About 800,000 Americans older than 12 are dependent on cocaine, according to a government report from the Substance Abuse and Mental Health Services Administration. The drug is derived originally from the coca plant that grows in South America, then synthesized into a white powder that users inhale through the nose or dissolve in water and inject into the bloodstream. Cocaine can also be processed into a rock crystal form and smoked as crack.

Goldstein points out while cocaine isn't the most widely abused drugs in America, it's one of the most dangerous.

"Cocaine addiction may not be number one in the charts, but it's number one [among illicit drugs] in terms of emergency room visits," she said. Cocaine was involved in nearly 423,000 emergency room visits in 2009 according to SAMHSA -- more than marijuana, heroin, and other stimulants and illicit drugs.

When a person uses cocaine, it causes the brain to become flooded with the neurotransmitter dopamine, a chemical messenger essential for controlling pleasure responses and movement. Dopamine is also implicated in drug addiction. During addiction, the dopamine pathways and networks involved in controlling our behavior get dysregulated, Goldstein explained, and chronic use can cause dopamine to respond less to the stimulants. Those changes may lead people to take the drugs compulsively and become addicted.

Methylphenidate, like cocaine, targets dopamine transporters.

For the study, published June 26 in JAMA Psychiatry, the researchers recruited 18 adults who were addicted to cocaine but were otherwise healthy and were not on any medications. They were randomized to either receive a single 20 milligram pill of methylphenidate or placebo, and had MRI brain scans taken when at rest. Non-addicted individuals were also used to serve as control subjects for comparison.

Study co-author Anna Konova, a psychology graduate student at Stony Brook University in N.Y., told CBSNews.com that the researchers wanted to see through imaging scans how specific regions of the brain connected with each other, by comparing the addicted individuals' brain connectivity pathways to those of the non-addicted ones, with and without methylphenidate.

They found that a single dose of methylphenidate normalized the brain pathways, increasing and reducing some of the neural activity between different networks of brain regions. Given the brain networks involved, Goldstein theorized methylphenidate may have boosted the brain's control over the automatic, impaired responses that may lead a user to compulsively seek a drug.

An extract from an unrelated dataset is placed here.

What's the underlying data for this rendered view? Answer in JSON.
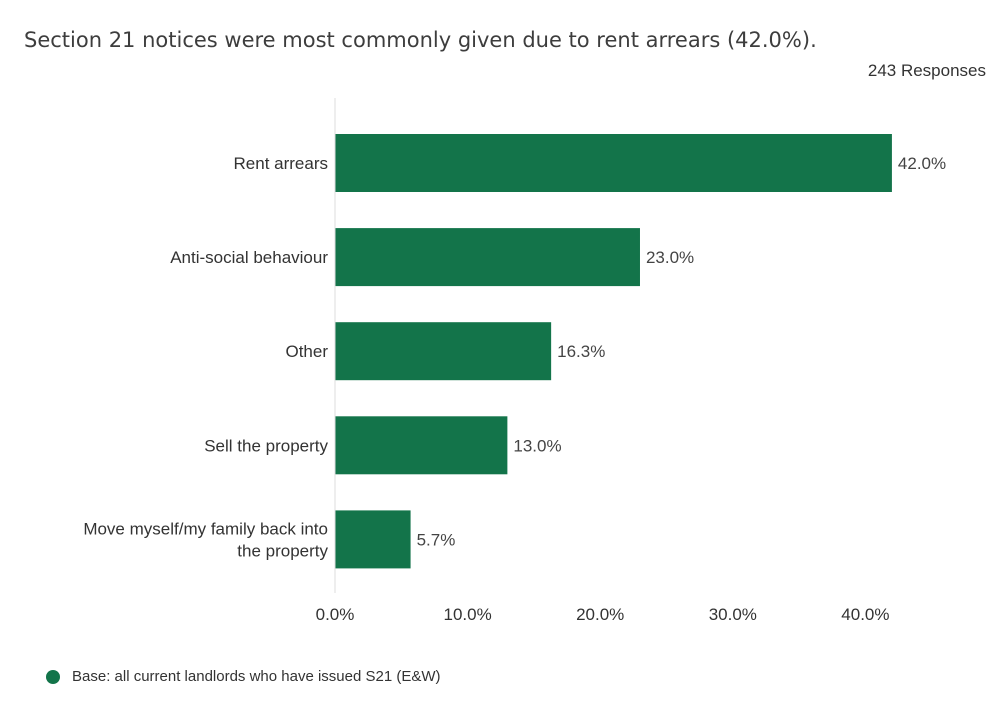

The researchers pointed out though this was a brain imaging study, not a treatment study, so questions remain about whether methylphenidate can be a treatment for cocaine addiction. Goldstein said the pill's uptake in the brain is slower than that of cocaine, and that's essential in other replacement therapies like nicotine patches for smokers or methadone for heroin addicts. It could also provide a window where therapy and other treatments could help those recovering from addiction.

"This slower action is necessary to avoid the increase in 'highs' and cravings," she said.

Next, the researchers want to see if the brain effects from methylphenidate can be sustained long-term. Konova pointed out that previous studies that tried methylphenidate as a standalone treatment for cocaine addiction failed or produced inconsistent results, so methylphenidate plus therapy may be the solution.

"We're looking to see how it can work in conjunction with behavioral therapies for addiction," said Konova.

They also want to see if their results can be generalized to other addictive drugs.

This study isn't the only recent attempt at developing a treatment for cocaine addiction. Researchers at Johns Hopkins University School of Medicine in May identified a compound called "CGP3466B"that blocked the brain pathway cocaine acts on in mice.

Scientists have also been using lasers to turn on and off areas of rats' brains implicated in cocaine addiction.